The Southern Soul Assembly is coming to Nashville on Mar. 20. Photo submitted
Stories always sound better in a song and when it comes to the narrative of the South, the story is a time-honored tradition that has always played a significant role in its culture.
Whether it is good conversation, preaching, or the lyrics of a song, there is no better region where it ranks higher in magnitude as the South. And when it comes to stories and songs, the four artists who make up the Southern Soul Assembly tour excel at their craft at a rate superior than many.
Starting on March 18, JJ Grey, Luther Dickinson, Anders Osborne and Marc Broussard will join forces for an artist-in-the round tour that will bring them to Nashville, Tenn. on March 20 at War Memorial Auditorium.
The idea for the tour came into fruition due to the fact that most of all the artists knew each other and were always crossing paths while on the road.
“There is a common theme underlying what we each do—it’s the South, the landscape and the culture of our surroundings. That theme is present in each of our song collections. But we all have different perspectives,” Grey said in a recent news release.
While all parties involved come from different backgrounds, all have ties to southern heritage and are torchbearers for its music. And while they each have a body of work that can speak for itself, one must agree that when they share the stage, the end product will be something of grand proportions and will have all spirits uplifted.
Luther Dickinson has always been known to bring the music and tradition of his Mississippi roots to the masses. Whether it is with his group North Mississippi Allstars, South Memphis String Band or his solo work, Dickinson is the bridge between blues artists of the past such as R.L. Burnside, Junior Kimbrough and Otha Turner. All the while, he connects the dots in a sound that pays homage to the days of old but with his own twist.
On the same note, Florida’s JJ Grey has carved his own niche over the years touring and cranking out albums like Lochloosa and Orange Blossoms that are full of Southern drawl and soul. The New York Times has described Grey’s sound as “impassioned singing, riff-based Southern rock, cold-blooded swamp funk and sly Memphis soul."
Going further down south you will find Louisiana’s Marc Broussard and the N’awlins based Anders Osborne. Broussard, a soul man at heart found much success with the stomping hit, “Home” an and his S.O.S Saver Our Soul album where he tackled classics such as Al Green’s “Love and Happiness.”

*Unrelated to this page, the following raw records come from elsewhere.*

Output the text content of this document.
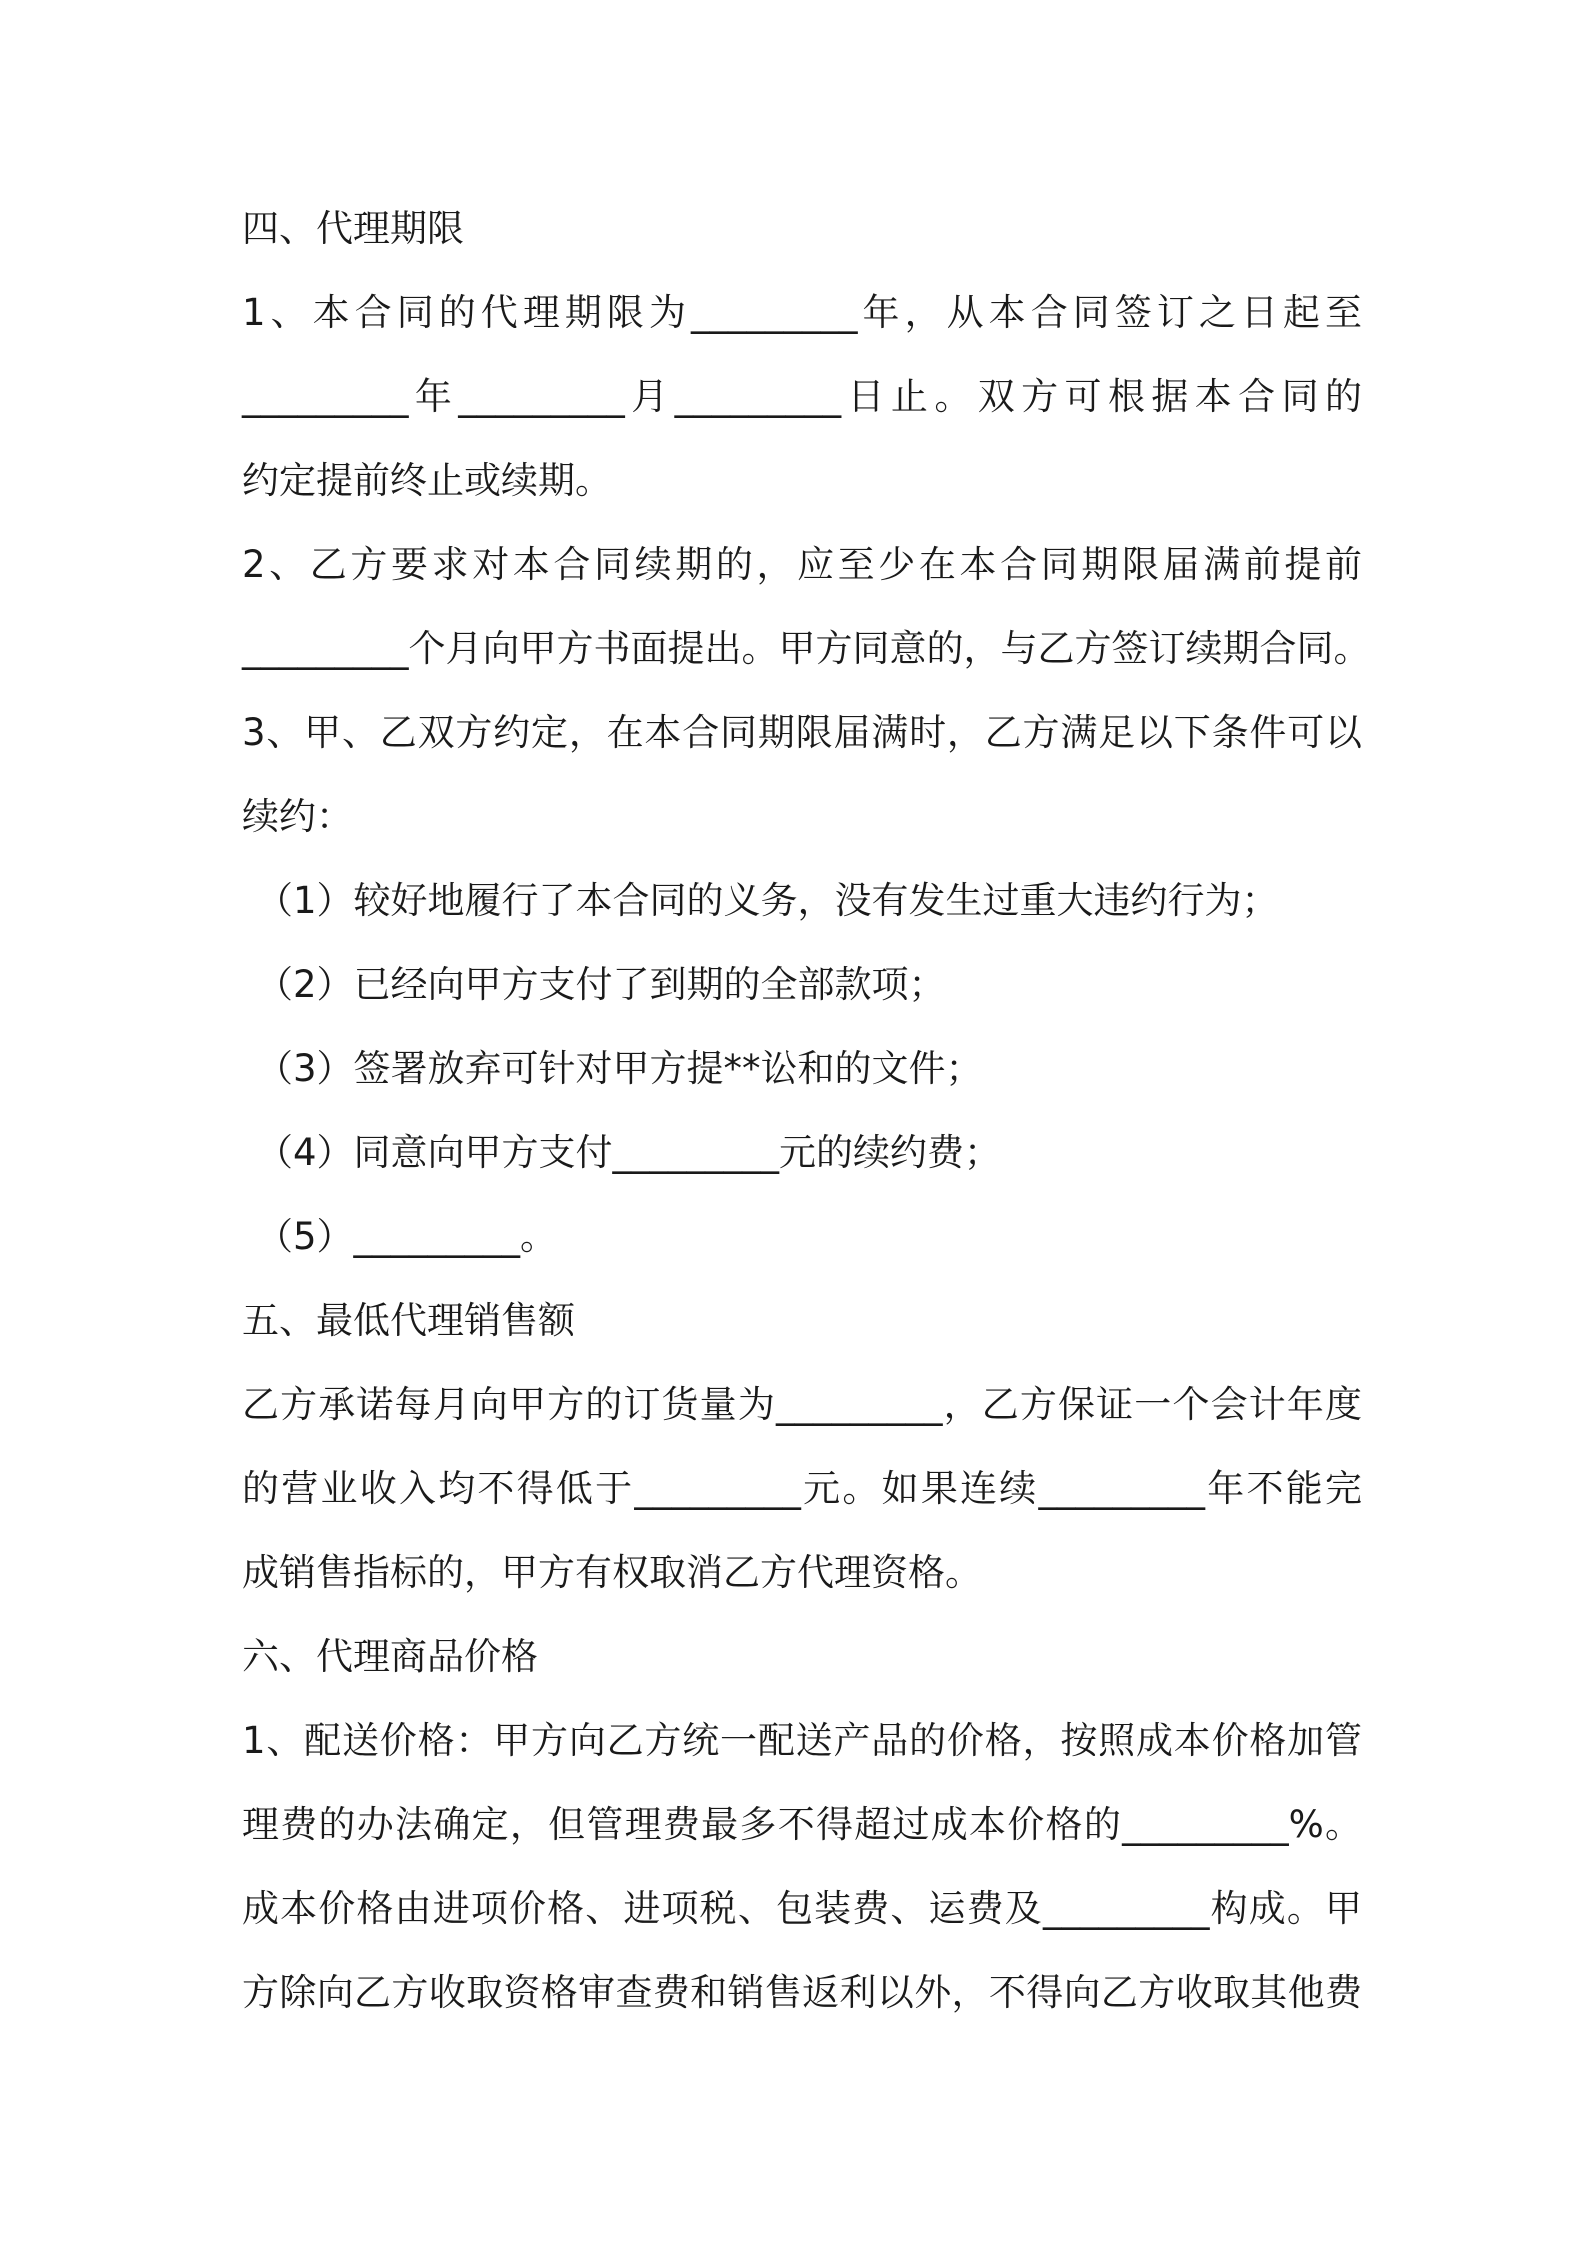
四、代理期限
1、本合同的代理期限为_________年，从本合同签订之日起至
_________年_________月_________日止。双方可根据本合同的
约定提前终止或续期。
2、乙方要求对本合同续期的，应至少在本合同期限届满前提前
_________个月向甲方书面提出。甲方同意的，与乙方签订续期合同。
3、甲、乙双方约定，在本合同期限届满时，乙方满足以下条件可以
续约：
（1）较好地履行了本合同的义务，没有发生过重大违约行为；
（2）已经向甲方支付了到期的全部款项；
（3）签署放弃可针对甲方提**讼和的文件；
（4）同意向甲方支付_________元的续约费；
（5）_________。
五、最低代理销售额
乙方承诺每月向甲方的订货量为_________，乙方保证一个会计年度
的营业收入均不得低于_________元。如果连续_________年不能完
成销售指标的，甲方有权取消乙方代理资格。
六、代理商品价格
1、配送价格：甲方向乙方统一配送产品的价格，按照成本价格加管
理费的办法确定，但管理费最多不得超过成本价格的_________%。
成本价格由进项价格、进项税、包装费、运费及_________构成。甲
方除向乙方收取资格审查费和销售返利以外，不得向乙方收取其他费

On the other hand, Osborne has fashioned works like Ash Wednesday Blues and Coming Down that are a direct spotlight on New Orleans culture and paint a picture of his storytelling and the Crescent City. While those albums aren’t in the too distant past, these days you may find him in circles performing with artists like Phil Lesh and Warren Haynes among others.
While this is a first for this group of musicians, there isn’t a precedent as what to expect but there is a beauty in the looseness and improvisation that could ensue during the shows.
Grey says “It’s a bit of a mystery as to exactly what will unfold on the road and on the stage. That’s the excitement of it. I’m looking forward to the whole interaction, the whole front porch feel, drinking a beer and hanging out and playing music.”
After their Nashville date, the tour will extend through the Southeast into cities such as Atlanta, Ga., Birmingham, Ala. and Meridian, Miss.